1. You sacrifice a huge chunk of your time.

When I first left the studio, I was shocked at all the spare time I had. I didn't know what to do with all this time, and I was constantly bored. From dancing every day to not dancing at all, I gained six more hours per week (and that was me taking minimum classes required at a company level). I know people who take around eight classes a week, and the studio is practically their home. Now, it's sort of hard to imagine how to balance schoolwork, extracurriculars and work on a tight schedule.

2. Dancing requires much physical exertion.

When I was in dance class, we worked on combinations and techniques until we felt the burn in our muscles, and we would be sore the next day (and possibly the days afterward). I would be drenched in sweat at the end of class, and my glasses would be fogged up by the hot breath. It wasn't until I stopped dancing when I realized that my daily exercise comes from dance classes. I gained a little weight, and my muscles weren't as strong as before.

3. Perseverance is key.

I didn't realize what working for something truly was until I had to do it myself. To be honest, it took me a couple of years to realize that if I wanted something, I had to fight for it. Whether it was to stretch a bit longer every night or to practice turns at home, everything required the initiative to improve. The process would seem so long and frustrating, but I would be so determined that it didn't even matter.

4. Injuries don't exist.

I've witnessed people get injured from dance.

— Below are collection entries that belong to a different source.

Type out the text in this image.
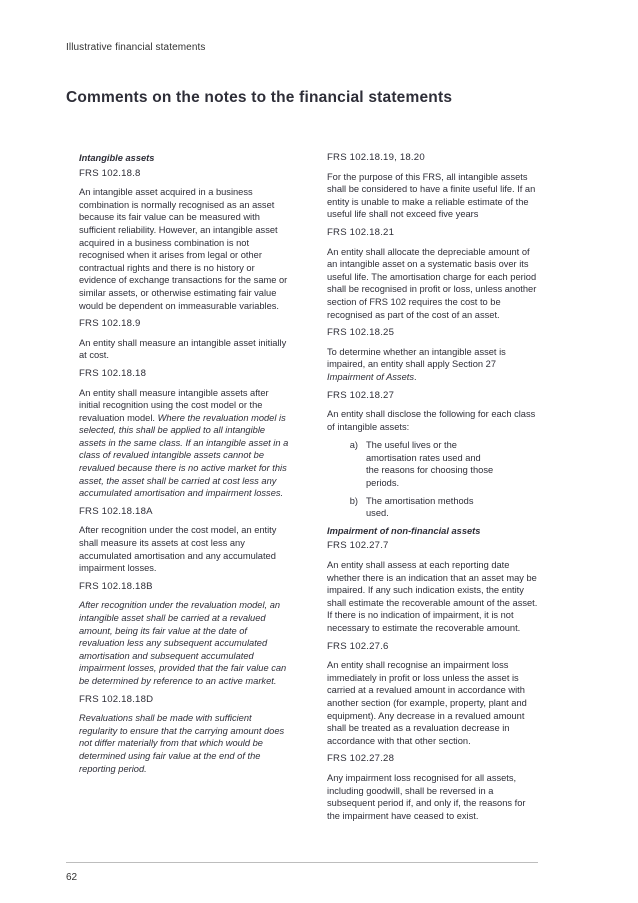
Illustrative financial statements
Comments on the notes to the financial statements

Intangible assets

FRS 102.18.8

An intangible asset acquired in a business combination is normally recognised as an asset because its fair value can be measured with sufficient reliability. However, an intangible asset acquired in a business combination is not recognised when it arises from legal or other contractual rights and there is no history or evidence of exchange transactions for the same or similar assets, or otherwise estimating fair value would be dependent on immeasurable variables.

FRS 102.18.9

An entity shall measure an intangible asset initially at cost.

FRS 102.18.18

An entity shall measure intangible assets after initial recognition using the cost model or the revaluation model. Where the revaluation model is selected, this shall be applied to all intangible assets in the same class. If an intangible asset in a class of revalued intangible assets cannot be revalued because there is no active market for this asset, the asset shall be carried at cost less any accumulated amortisation and impairment losses.

FRS 102.18.18A

After recognition under the cost model, an entity shall measure its assets at cost less any accumulated amortisation and any accumulated impairment losses.

FRS 102.18.18B

After recognition under the revaluation model, an intangible asset shall be carried at a revalued amount, being its fair value at the date of revaluation less any subsequent accumulated amortisation and subsequent accumulated impairment losses, provided that the fair value can be determined by reference to an active market.

FRS 102.18.18D

Revaluations shall be made with sufficient regularity to ensure that the carrying amount does not differ materially from that which would be determined using fair value at the end of the reporting period.

FRS 102.18.19, 18.20

For the purpose of this FRS, all intangible assets shall be considered to have a finite useful life. If an entity is unable to make a reliable estimate of the useful life shall not exceed five years

FRS 102.18.21

An entity shall allocate the depreciable amount of an intangible asset on a systematic basis over its useful life. The amortisation charge for each period shall be recognised in profit or loss, unless another section of FRS 102 requires the cost to be recognised as part of the cost of an asset.

FRS 102.18.25

To determine whether an intangible asset is impaired, an entity shall apply Section 27 Impairment of Assets.

FRS 102.18.27

An entity shall disclose the following for each class of intangible assets:

a) The useful lives or the amortisation rates used and the reasons for choosing those periods.
b) The amortisation methods used.

Impairment of non-financial assets

FRS 102.27.7

An entity shall assess at each reporting date whether there is an indication that an asset may be impaired. If any such indication exists, the entity shall estimate the recoverable amount of the asset. If there is no indication of impairment, it is not necessary to estimate the recoverable amount.

FRS 102.27.6

An entity shall recognise an impairment loss immediately in profit or loss unless the asset is carried at a revalued amount in accordance with another section (for example, property, plant and equipment). Any decrease in a revalued amount shall be treated as a revaluation decrease in accordance with that other section.

FRS 102.27.28

Any impairment loss recognised for all assets, including goodwill, shall be reversed in a subsequent period if, and only if, the reasons for the impairment have ceased to exist.

62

It's insane how people are still able to dance and smile through concussions and sprained ankles. I've seen bloody feet, fallen toenails and swollen feet. I've fallen more times than I could count, whether it was from preparing for a jump or just from slipping on the floor. Pointe shoes were a pain, and I'm sure my toenails would never look the same ever again. I barely made it through class back then, and I still don't know how people are able to do it now.

5. You have to be dedicated.

Dance requires so much time, so much energy and so much diligence. You really have to be passionate and dedicated to dance in order to go through this entire process. Once you set your mind on something, you do whatever it takes to improve. After all, what's the point of doing something if you don't care for it?

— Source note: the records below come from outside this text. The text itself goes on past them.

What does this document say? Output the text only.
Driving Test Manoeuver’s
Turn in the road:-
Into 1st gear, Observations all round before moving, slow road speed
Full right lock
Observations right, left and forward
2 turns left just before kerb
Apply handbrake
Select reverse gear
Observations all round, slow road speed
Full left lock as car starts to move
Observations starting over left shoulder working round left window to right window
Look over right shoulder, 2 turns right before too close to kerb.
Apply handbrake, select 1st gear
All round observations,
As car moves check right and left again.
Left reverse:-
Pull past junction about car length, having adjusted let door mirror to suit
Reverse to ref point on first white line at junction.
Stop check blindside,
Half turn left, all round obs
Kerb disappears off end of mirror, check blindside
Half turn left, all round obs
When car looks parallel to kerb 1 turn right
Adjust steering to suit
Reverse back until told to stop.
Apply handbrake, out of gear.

6. The end result is always rewarding.

When I danced, it was rewarding to accomplish the little things, such as nailing a turn. As an ex-dancer and an audience member, I browsed through dance videos and went to recitals, and it was inspiring to see everyone's hard work pay off. You could tell by their confidence radiating onstage, and it immediately drew you in.

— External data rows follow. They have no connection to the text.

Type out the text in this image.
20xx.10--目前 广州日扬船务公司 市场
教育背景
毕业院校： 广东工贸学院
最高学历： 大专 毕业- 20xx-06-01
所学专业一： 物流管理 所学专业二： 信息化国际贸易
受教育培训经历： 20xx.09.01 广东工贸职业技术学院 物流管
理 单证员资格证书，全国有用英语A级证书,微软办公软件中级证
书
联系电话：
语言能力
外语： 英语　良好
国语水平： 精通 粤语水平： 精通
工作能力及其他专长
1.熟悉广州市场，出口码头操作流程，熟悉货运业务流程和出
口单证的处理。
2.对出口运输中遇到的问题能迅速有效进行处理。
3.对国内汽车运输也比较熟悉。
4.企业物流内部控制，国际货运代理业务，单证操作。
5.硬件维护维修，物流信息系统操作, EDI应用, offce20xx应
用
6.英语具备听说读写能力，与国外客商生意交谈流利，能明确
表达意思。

7. You make lasting friendships.

I left the studio twice, and both times I experienced a separation and drift from everyone else. Although a part of it was due to me being an introvert at the time, time can cut friendships off or make people drift apart. On the other hand, I witnessed others bond closer and closer. I believe it's wonderful that people find friends who share the same interests and will support you through your journey. It's mind-blowing to see all the time and effort dancers put into their movements and flow.


Blood, sweat and tears. From an outsider's perspective, dancers make it all look easy. But if I hadn't known any better, I would've brushed off all their efforts off. The end result is what we all see, but we don't realize everything prior to that. Dance isn't often treated as serious as other things, so before you make a remark on dance, walk a mile in the dancer's shoes.